Under the skillful direction of Ben Cohen, the Vocal Arts Ensemble has grown into a highly respected small choir. Now it’s putting on a multimedia extravaganza at Lydia Mendelssohn Theater on Saturday, May 9.

Extravaganza is the word for it. For the show, Ann Arbor’s twenty-two-voice Vocal Arts Ensemble will be joined by the River Raisin Ragtime Revue—Tecumseh’s twelve-piece ragtime theater orchestra—and People Dancing—Ann Arbor’s six-member modern dance company—for the evening’s main work: Gian Carlo Menotti’s The Unicorn, The Gorgon, and the Manticore. Described by the composer as a madrigal fable, the piece presents the ironic parable of a Renaissance town beguiled by style and befuddled by fashion, with the choir telling the story through modernist madrigals, the dancers enacting it through expressive movements, and the orchestra providing sprightly instrumental interludes.
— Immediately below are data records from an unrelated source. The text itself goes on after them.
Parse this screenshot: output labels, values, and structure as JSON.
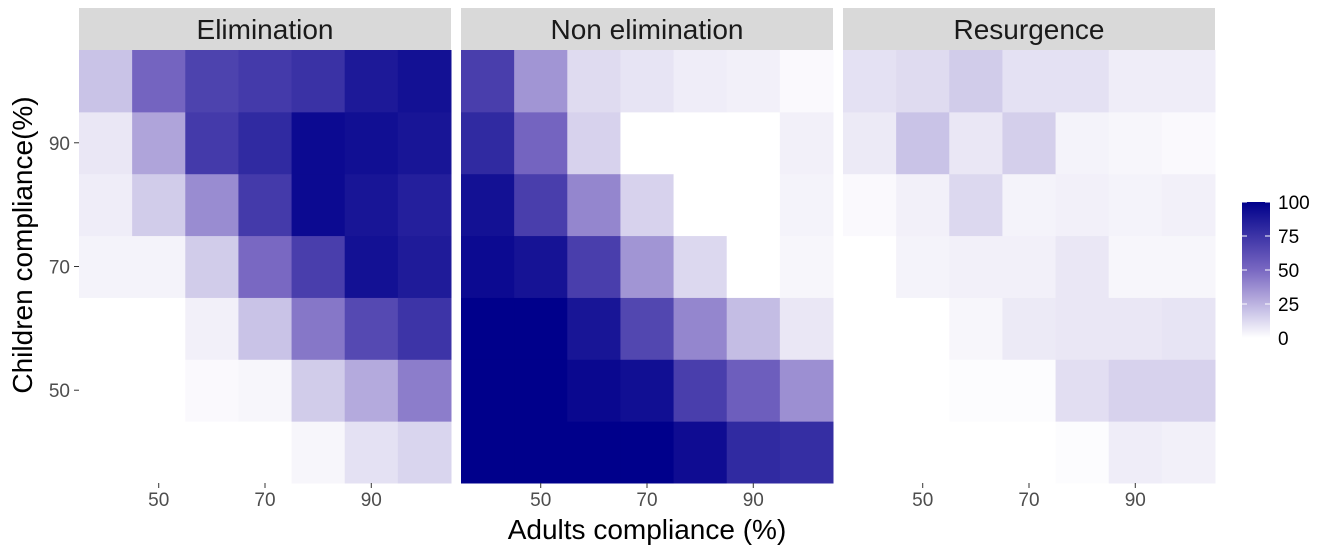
{
  "chart_data": {
    "type": "heatmap",
    "title": "",
    "xlabel": "Adults compliance (%)",
    "ylabel": "Children compliance(%)",
    "x": [
      40,
      50,
      60,
      70,
      80,
      90,
      100
    ],
    "y": [
      40,
      50,
      60,
      70,
      80,
      90,
      100
    ],
    "x_ticks": [
      50,
      70,
      90
    ],
    "y_ticks": [
      50,
      70,
      90
    ],
    "xlim": [
      35,
      105
    ],
    "ylim": [
      35,
      105
    ],
    "grid": true,
    "legend": {
      "position": "right",
      "min": 0,
      "max": 100,
      "breaks": [
        100,
        75,
        50,
        25,
        0
      ]
    },
    "colors": {
      "low": "#ffffff",
      "high": "#00008b",
      "panel_bg": "#ebebeb",
      "strip_bg": "#d9d9d9",
      "grid": "#ffffff"
    },
    "facets": [
      {
        "name": "Elimination",
        "values": [
          [
            0,
            0,
            0,
            0,
            3,
            10,
            14
          ],
          [
            0,
            0,
            2,
            3,
            17,
            28,
            43
          ],
          [
            0,
            0,
            5,
            20,
            45,
            65,
            75
          ],
          [
            4,
            4,
            17,
            50,
            70,
            92,
            87
          ],
          [
            6,
            17,
            38,
            72,
            95,
            90,
            85
          ],
          [
            8,
            30,
            72,
            80,
            95,
            93,
            90
          ],
          [
            20,
            52,
            68,
            72,
            76,
            88,
            92
          ]
        ]
      },
      {
        "name": "Non elimination",
        "values": [
          [
            100,
            100,
            100,
            100,
            94,
            80,
            78
          ],
          [
            100,
            100,
            96,
            93,
            70,
            55,
            37
          ],
          [
            100,
            100,
            90,
            66,
            40,
            22,
            8
          ],
          [
            95,
            91,
            70,
            35,
            13,
            0,
            3
          ],
          [
            92,
            70,
            40,
            15,
            0,
            0,
            4
          ],
          [
            80,
            52,
            15,
            0,
            0,
            0,
            5
          ],
          [
            70,
            35,
            12,
            9,
            6,
            5,
            2
          ]
        ]
      },
      {
        "name": "Resurgence",
        "values": [
          [
            0,
            0,
            0,
            0,
            1,
            6,
            5
          ],
          [
            0,
            0,
            1,
            1,
            11,
            15,
            15
          ],
          [
            0,
            0,
            3,
            7,
            8,
            8,
            9
          ],
          [
            0,
            4,
            5,
            5,
            8,
            3,
            3
          ],
          [
            2,
            5,
            13,
            4,
            5,
            4,
            5
          ],
          [
            7,
            20,
            8,
            16,
            4,
            3,
            2
          ],
          [
            10,
            12,
            17,
            10,
            10,
            6,
            6
          ]
        ]
      }
    ]
  }
}
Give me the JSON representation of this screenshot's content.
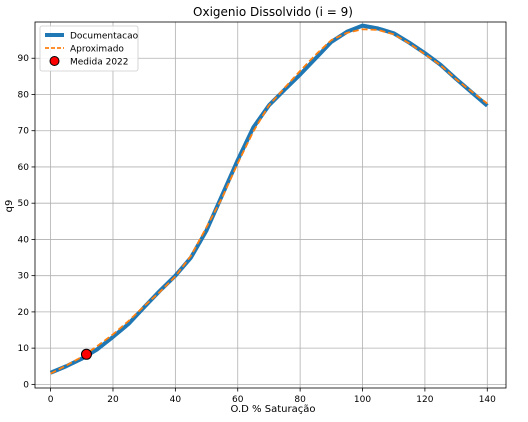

All this looks wonderful on paper, and, based on the evidence, wonders should abound in performance. But for me, the real reason to attend the show is the inclusion of the world premiere performance of William Bolcom’s Lady Liberty. Actually, it’s more of a shared world premiere: the short work for mixed chorus and piano was co-commissioned by Cohen’s Vocal Arts Ensemble and by his brother’s Master Singers of Lexington, Kentucky. “We wanted a big splash without taking a financial bath,” Cohen explains, and splitting the cost was the way to go. For listeners who’ve followed the career of a man called Ann Arbor’s and America’s greatest living composer, the chance to hear another work from the hand that penned Songs of Innocence and Experience is not to be missed.

Based on a rehearsal I attended in early April, here’s what listeners can expect from Lady Liberty: a resolute choral march setting a poem by Bolcom’s longtime collaborator Arnold Wein-stein, with Mahler’s harmonic irony, Gershwin’s melodic sentimentality, and Ives’s cranky individuality fused into Bolcom’s singular postmodernist personality. Lady Liberty opens with a low dirge sung over almost jaunty piano accompaniment, flows into a more lyrical central section peaking with a hymn to “Lovely Lady Liberty,” then returns to the opening dirge for two impassioned climaxes leading to a long, lingering coda and a final, ecstatic cadence.

Whether that coda lingers too long is up to the listener. In rehearsal, Cohen kept the pace moving in the coda and took care to sculpt the final cadence into something more consoling than corny, holding the final chord not a moment too long. The only way to find out how it’ll work out in performance, of course, is to hear it for yourself.